Réf: 887252279X
Auteur: Gilles Le Pape
Edition: Archè, 2006
29.00 €
27.55 €
Aux sources du registre des 2400 noms d'anges et d'archanges de Martinès de Pasqually.
Un des fondements de la forme de pensée dite
'ésotérisme' est la loi des semblables. Elle fait appel à l'analogie
pour expliquer le rapport étroit qui existe entre le macrocosme et le
microcosme. « Ce qui est en haut est comme ce qui est en bas », par ces
mots, la Table d'Émeraude souligne les liens vitaux qui unissent les
choses de l'en-deçà et de l'au-delà, les rapports entre le créé et
l'incréé, pour « faire des miracles d'une chose ». La communication
entre ces deux mondes, induite par la règle des correspondances, trouve
dans la théurgie l'une de ses formes privilégiées. Le contact angélique
recherché trouve ici son chemin et son outil : les écritures magiques.
L'ange
et l'homme ne cohabitent pas, mais utilisent rituels et symboles, à
savoir des écritures magiques, pour bâtir en un acte unifiant, la
relation entre mésocosme et microcosme.
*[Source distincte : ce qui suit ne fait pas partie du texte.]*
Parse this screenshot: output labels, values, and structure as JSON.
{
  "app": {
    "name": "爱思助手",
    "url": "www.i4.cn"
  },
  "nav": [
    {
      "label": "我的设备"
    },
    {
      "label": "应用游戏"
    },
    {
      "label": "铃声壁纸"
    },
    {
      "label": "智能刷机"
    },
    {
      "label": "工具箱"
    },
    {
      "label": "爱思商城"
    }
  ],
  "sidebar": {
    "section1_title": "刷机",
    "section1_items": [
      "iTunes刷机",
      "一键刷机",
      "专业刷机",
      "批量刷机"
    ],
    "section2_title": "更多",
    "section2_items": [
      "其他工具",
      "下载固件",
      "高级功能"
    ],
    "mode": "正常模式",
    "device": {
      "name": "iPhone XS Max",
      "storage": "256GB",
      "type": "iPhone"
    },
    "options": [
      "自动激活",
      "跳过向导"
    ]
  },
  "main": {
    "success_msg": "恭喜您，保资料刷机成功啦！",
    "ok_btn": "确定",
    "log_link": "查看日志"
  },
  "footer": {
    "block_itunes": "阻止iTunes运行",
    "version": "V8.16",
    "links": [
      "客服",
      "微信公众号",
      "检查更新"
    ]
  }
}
C'est du signe tracé par le
mage que résulte la manifestation céleste ; le symbole et le résultat
attendu de l'opération magique sont intimement liés. Plus qu'un simple
lien, le signe ou le caractère est un 'médium' qui est à la fois la
porte et la barrière qu'il faut franchir pour entrer dans le monde
surcéleste. La connaissance de ces écritures magiques est
indispen-sable au mage pour l'accomplissement de ses desseins.
Cet
ouvrage est une enquête qui prend ses racines au IIIe siècle A. D.,
alors que les Grecs manient déjà la doctrine des signatures entre les
astres, la nature et l'homme, à Martines de Pasqually au siècle des
Lumières. C'est en parcourant les écrits de J. Trithème, H. C. Agrippa,
Paracelse, G. Postel, J. Dee, J. Gaffarel, A. Kircher et nombreux
autres que se dessine la toile de fond, notamment pour la période qui
va du XVe au XVIIIe siècle. Le suivi du tracé de ces écritures en
Islam, la revisite du monde angélique et de la talismanie, tout autant
que les rapports entre stéganographie et écritures magiques, vont
parachever cette description du paysage magique dans lequel évoluent
ces écritures.
Parmi les différentes formes ou familles d'écritures
magiques qui lient les deux mondes matériel et spirituel, la plus
importante, au dessin baroque, sert de fil d'Ariane. Elle est connue
sous le nom générique d'écriture 'à lunette' ou bouletée.
Ces
caractères bouletés sont largement utilisés dans le Registre des 2400
noms, ce remarquable dictionnaire théurgique qu'est le répertoire
angélique de Martines de Pasqually, un mage dont les sources sont fort
obscures. Ce Registre, véritable cœur autour duquel s'articule le
système de magie cérémonielle des Élus-Cohens, est l'objet de la
dernière partie, l'aboutissement de cette étude. Il ressort que,
concernant les outils utilisés, Martines de Pasqually s'inscrit
exactement dans la lignée des grands théurges, digne héritier de ses
prédécesseurs.
En fait, l'histoire de ces écrits secrets, en
particulier depuis le commencement de la période médiévale, paraît
avoir été intimement liée à la quête de la langue parfaite ou adamique.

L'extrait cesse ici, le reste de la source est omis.